Seeing the white rabbit gives her the opportunity to follow him down the hole and into Wonderland, which looks like a sister planet to Avatar’s Pandora: multi-coloured forestry, wild beasts tearing through the undergrowth, flying creatures overhead, and my, could that be a blue-ish dress that Alice is wearing? Obviously the film was in production at the same time as Cameron’s epic, but you can’t help wondering.

The expected array of characters include Johnny Depp’s Mad Hatter, his hair the shade of decomposing carrot juice, and the mad Queen (Helena Bonham Carter channelling the spirit of Miranda Richardson’s Queenie from Blackadder). The smoking caterpillar is voiced by Alan Rickman, the Cheshire Cat by Stephen Fry, and Tweedledum and Tweedledee (imported from Through the Looking Glass) by Little Britain’s David Walliams.

It’s many years since I read the book but I’m sure this mob didn’t end up banding together to fight Bonham Carter’s rule of evil, aided by Anne Hathaway’s White (ie. good) Queen, who seems to have wandered in by mistake from Narnia or The Wizard of Oz or something.
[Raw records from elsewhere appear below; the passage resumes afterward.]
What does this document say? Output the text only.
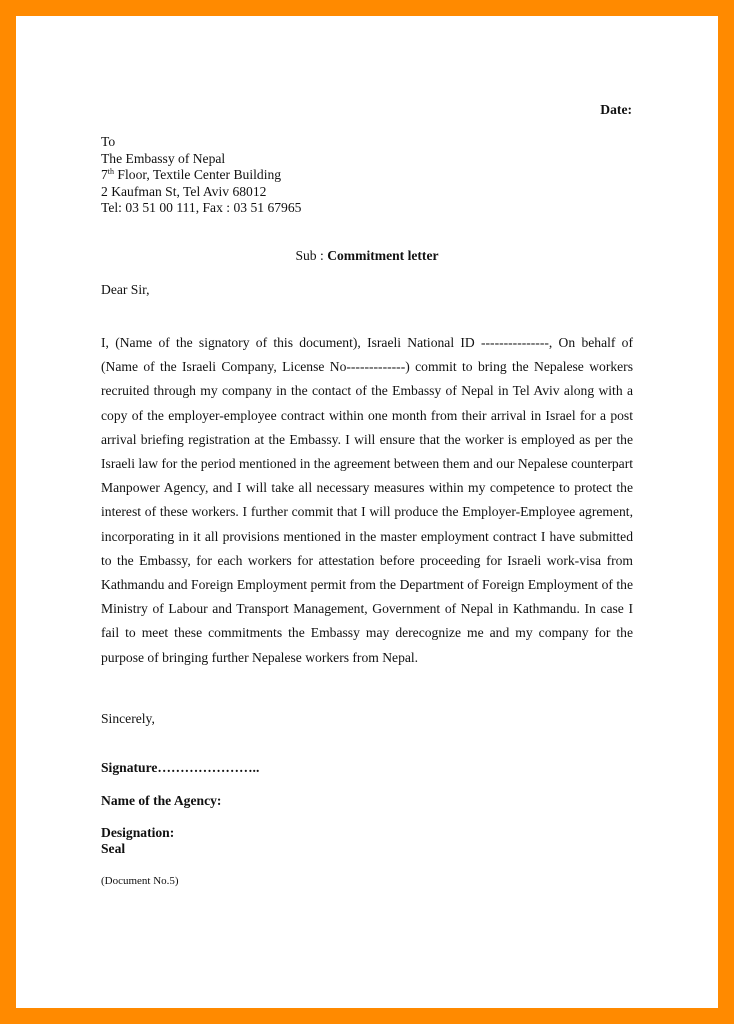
Date:
To
The Embassy of Nepal
7th Floor, Textile Center Building
2 Kaufman St, Tel Aviv 68012
Tel: 03 51 00 111, Fax : 03 51 67965
Sub : Commitment letter
Dear Sir,
I, (Name of the signatory of this document), Israeli National ID ---------------, On behalf of (Name of the Israeli Company, License No-------------) commit to bring the Nepalese workers recruited through my company in the contact of the Embassy of Nepal in Tel Aviv along with a copy of the employer-employee contract within one month from their arrival in Israel for a post arrival briefing registration at the Embassy. I will ensure that the worker is employed as per the Israeli law for the period mentioned in the agreement between them and our Nepalese counterpart Manpower Agency, and I will take all necessary measures within my competence to protect the interest of these workers. I further commit that I will produce the Employer-Employee agrement, incorporating in it all provisions mentioned in the master employment contract I have submitted to the Embassy, for each workers for attestation before proceeding for Israeli work-visa from Kathmandu and Foreign Employment permit from the Department of Foreign Employment of the Ministry of Labour and Transport Management, Government of Nepal in Kathmandu. In case I fail to meet these commitments the Embassy may derecognize me and my company for the purpose of bringing further Nepalese workers from Nepal.
Sincerely,
Signature…………………..
Name of the Agency:
Designation:
Seal
(Document No.5)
The fact the script includes a third-act explanation for the deviations from the original doesn’t mean they add anything of worth.

I spent at least half of the film regretting the decision to see it in 3D. Where the poster is bright and colourful, those dark specs cast everything in a muted pall. The 3D effects are often distracting, with objects flying towards the screen at regular intervals. Every time you see the March Hare approaching, duck. But even in 2D the film will suffer from an over-riding problem: despite its fabulous cast and often wonderful production design, it just isn’t much fun.